Cashin’s gaze darkened, and as he straightened from Rowan’s little tube of light, some of the levity and childlike excitement gone from his face. He suddenly seemed much closer to his almost forty years.

“That one was bad for business,” he said quietly. “Years of trying to manage those and make them safe, and someone still manages to open an unregulated one right under my nose.
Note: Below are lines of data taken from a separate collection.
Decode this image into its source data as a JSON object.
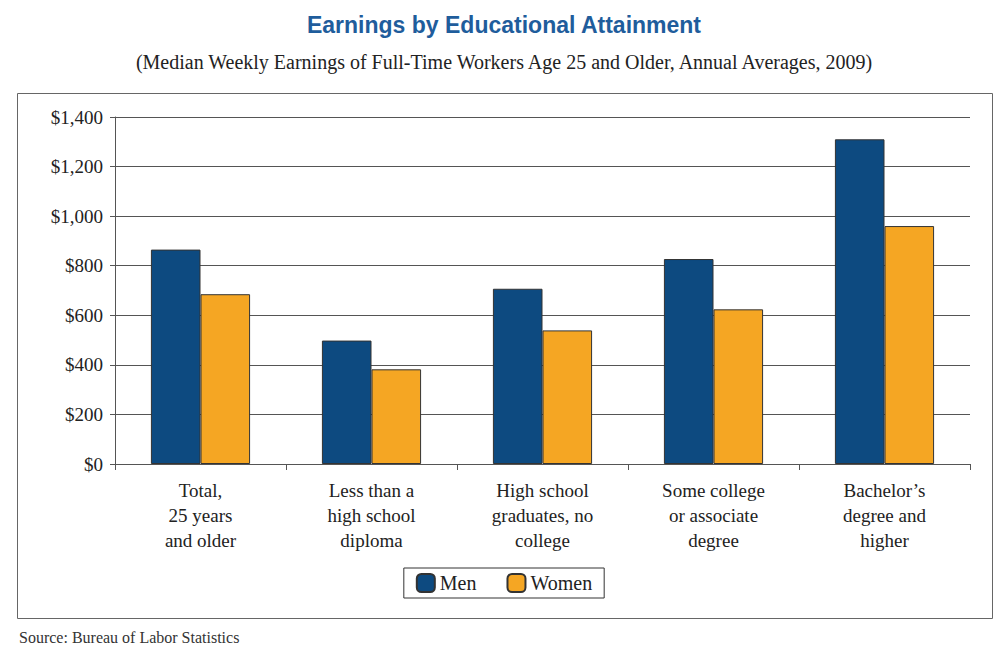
{
  "chart_data": {
    "type": "bar",
    "title": "Earnings by Educational Attainment",
    "subtitle": "(Median Weekly Earnings of Full-Time Workers Age 25 and Older, Annual Averages, 2009)",
    "source": "Source: Bureau of Labor Statistics",
    "categories": [
      "Total,\n25 years\nand older",
      "Less than a\nhigh school\ndiploma",
      "High school\ngraduates, no\ncollege",
      "Some college\nor associate\ndegree",
      "Bachelor’s\ndegree and\nhigher"
    ],
    "series": [
      {
        "name": "Men",
        "color": "#0d4a80",
        "values": [
          865,
          498,
          707,
          827,
          1310
        ]
      },
      {
        "name": "Women",
        "color": "#f5a623",
        "values": [
          685,
          382,
          539,
          624,
          960
        ]
      }
    ],
    "ylim": [
      0,
      1400
    ],
    "yticks": [
      {
        "value": 0,
        "label": "$0"
      },
      {
        "value": 200,
        "label": "$200"
      },
      {
        "value": 400,
        "label": "$400"
      },
      {
        "value": 600,
        "label": "$600"
      },
      {
        "value": 800,
        "label": "$800"
      },
      {
        "value": 1000,
        "label": "$1,000"
      },
      {
        "value": 1200,
        "label": "$1,200"
      },
      {
        "value": 1400,
        "label": "$1,400"
      }
    ],
    "grid": true,
    "legend": "bottom"
  }
}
I even had members of the Council on it, but they were too late.” He shook his head and met Rowan’s eyes. “I need a new deal. What you’ve got here could change the entire city. Can you imagine it? No more fuel Downhill, which means fewer fires with those shacks they build to withstand the Drystorms. Uphill we won’t have to squint by tiny globes. Might be able to get some actual work done at night. Clouds, we could export Fulminancy if we were careful.”
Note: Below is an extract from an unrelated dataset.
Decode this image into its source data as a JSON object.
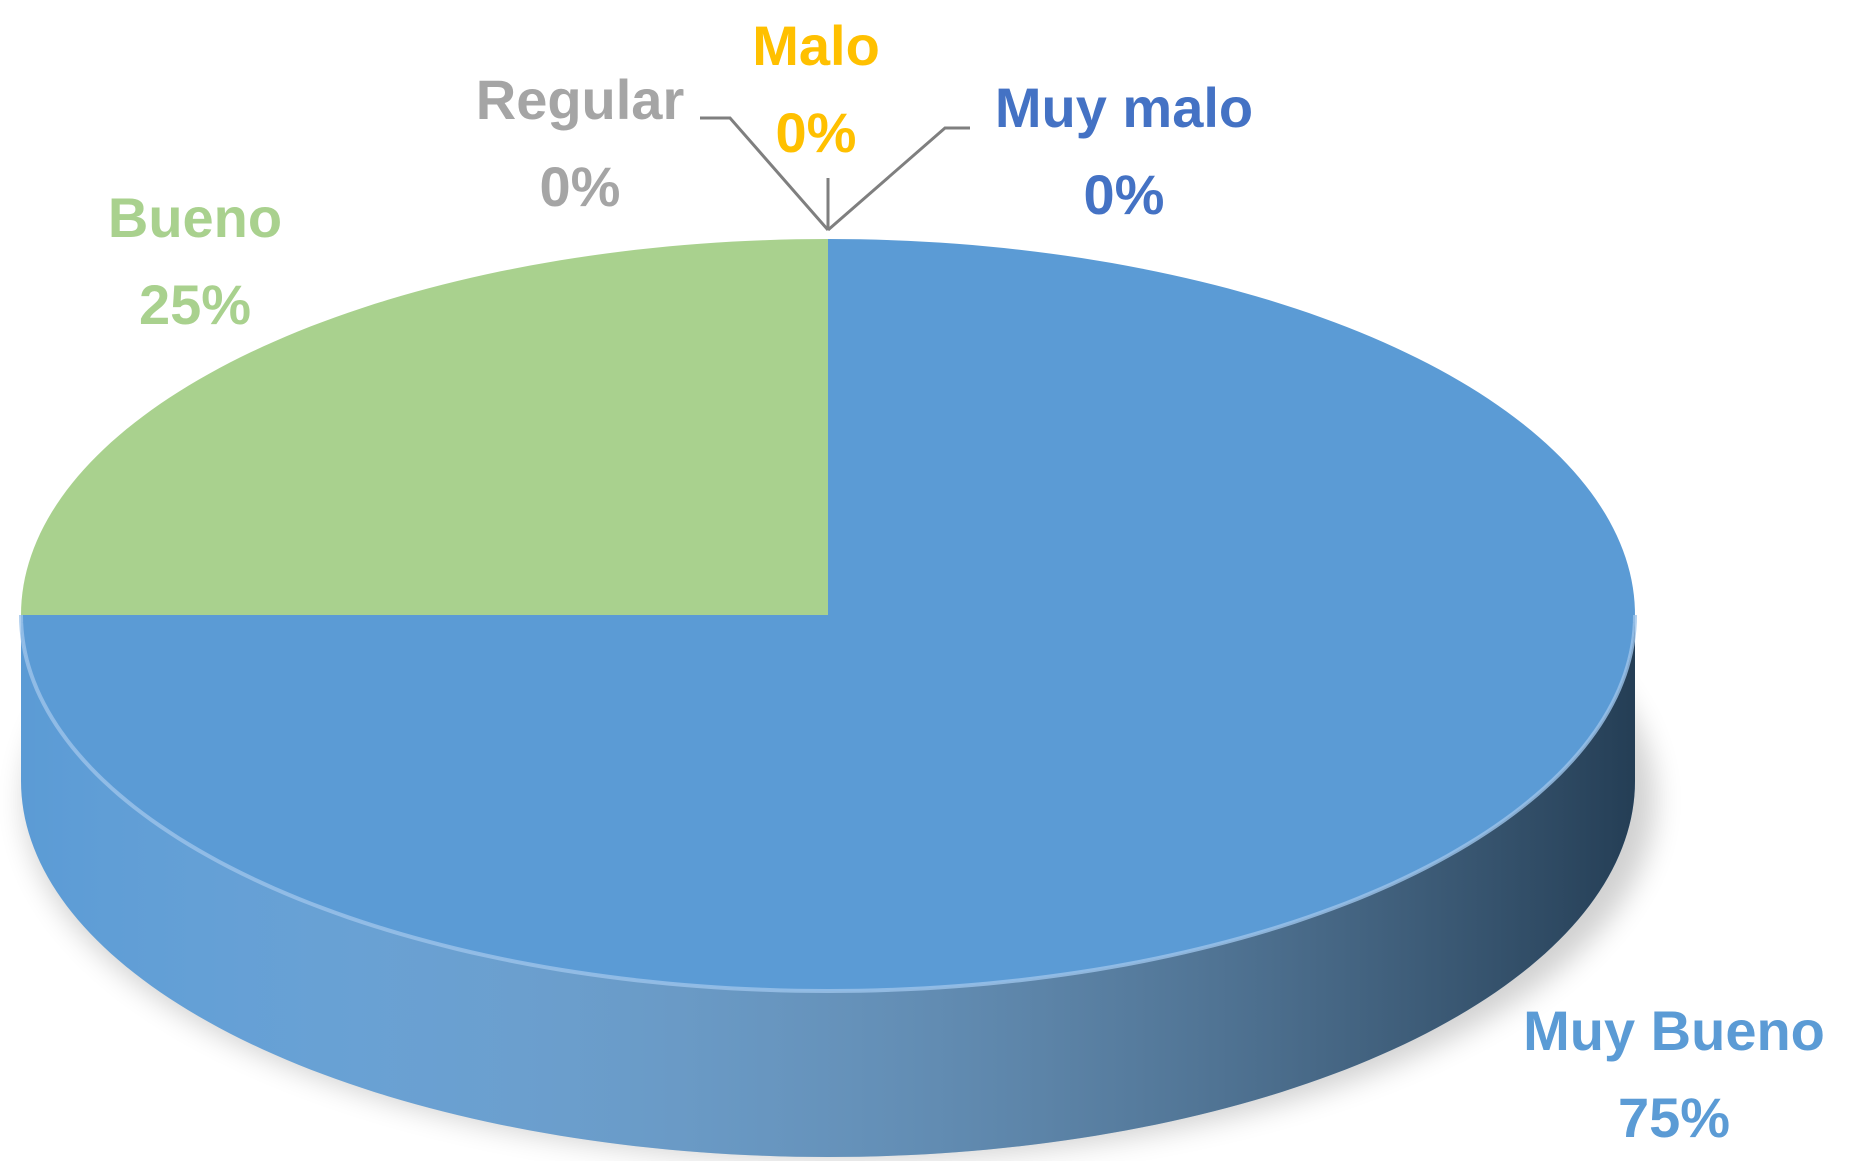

Rowan frowned as Cashin became more animated, pacing the room. “The nearest city is a month away,” Rowan said carefully. Cashin simply winked at him.

“However close they are, I’m sure they’d pay a high price for something like this. How’d you do it anyway?”

Rowan thumbed through Cashin’s notebook absently, noting several possible deals the man had jotted down. His hand twitched a bit on a particular page. Rowan had come from money; his family was hardly poor, and even estranged as he was, his friendship with Arlette meant that he had never wanted for much. Lab equipment, however, was expensive, and Rowan was running out of funds. Brilliant or not, his experiments with Fulminancy would come to an end if he couldn’t fund them.

His struggle with that was apparently at an end, judging from the numbers Rowan saw on the page. He shut the notebook with a snap, trying to keep his face straight, and walked over towards the tube of light where Cashin stood.

“Fulminancy has a tendency to destabilize from a distance,” he told Cashin, tapping his tube. “That’s why we usually keep it in such small globes. If it has something to latch onto, however, you can stabilize it a bit more. It retains more of its initial properties as it leaves a user.”

“So you give it something to latch onto, and it spreads the light around,” Cashin said. He whistled again. “Though…that’s not all there is to it, is there?”

“Not quite,” Rowan said, frowning. “There’s—“

Cashin held up a hand. “Don’t tell me the rest of it. If I’m going to be your patron, I don’t want to hold your secrets— just your wallet.”

This is the oddest man I’ve ever met, Rowan thought. Still, could he really complain? He’d dreamt of this for years. The kind of funds Cashin offered would mean Rowan could expand his little experiment into something truly world changing. How could his family possibly keep him estranged after that? It would certainly be hard to ignore the father of modernism in Hillcrest.

“So?” Cashin asked, hope in his voice. “I’ve got a meeting with the Council tonight. I’d love to tell them about a budding investment I’ve got in the works.”

He held Rowan’s eyes, expectant, the faint green light of the tube blossoming against his face. Rowan flipped the notebook open, tapped a page, and smiled.

“I believe you have yourself a deal.”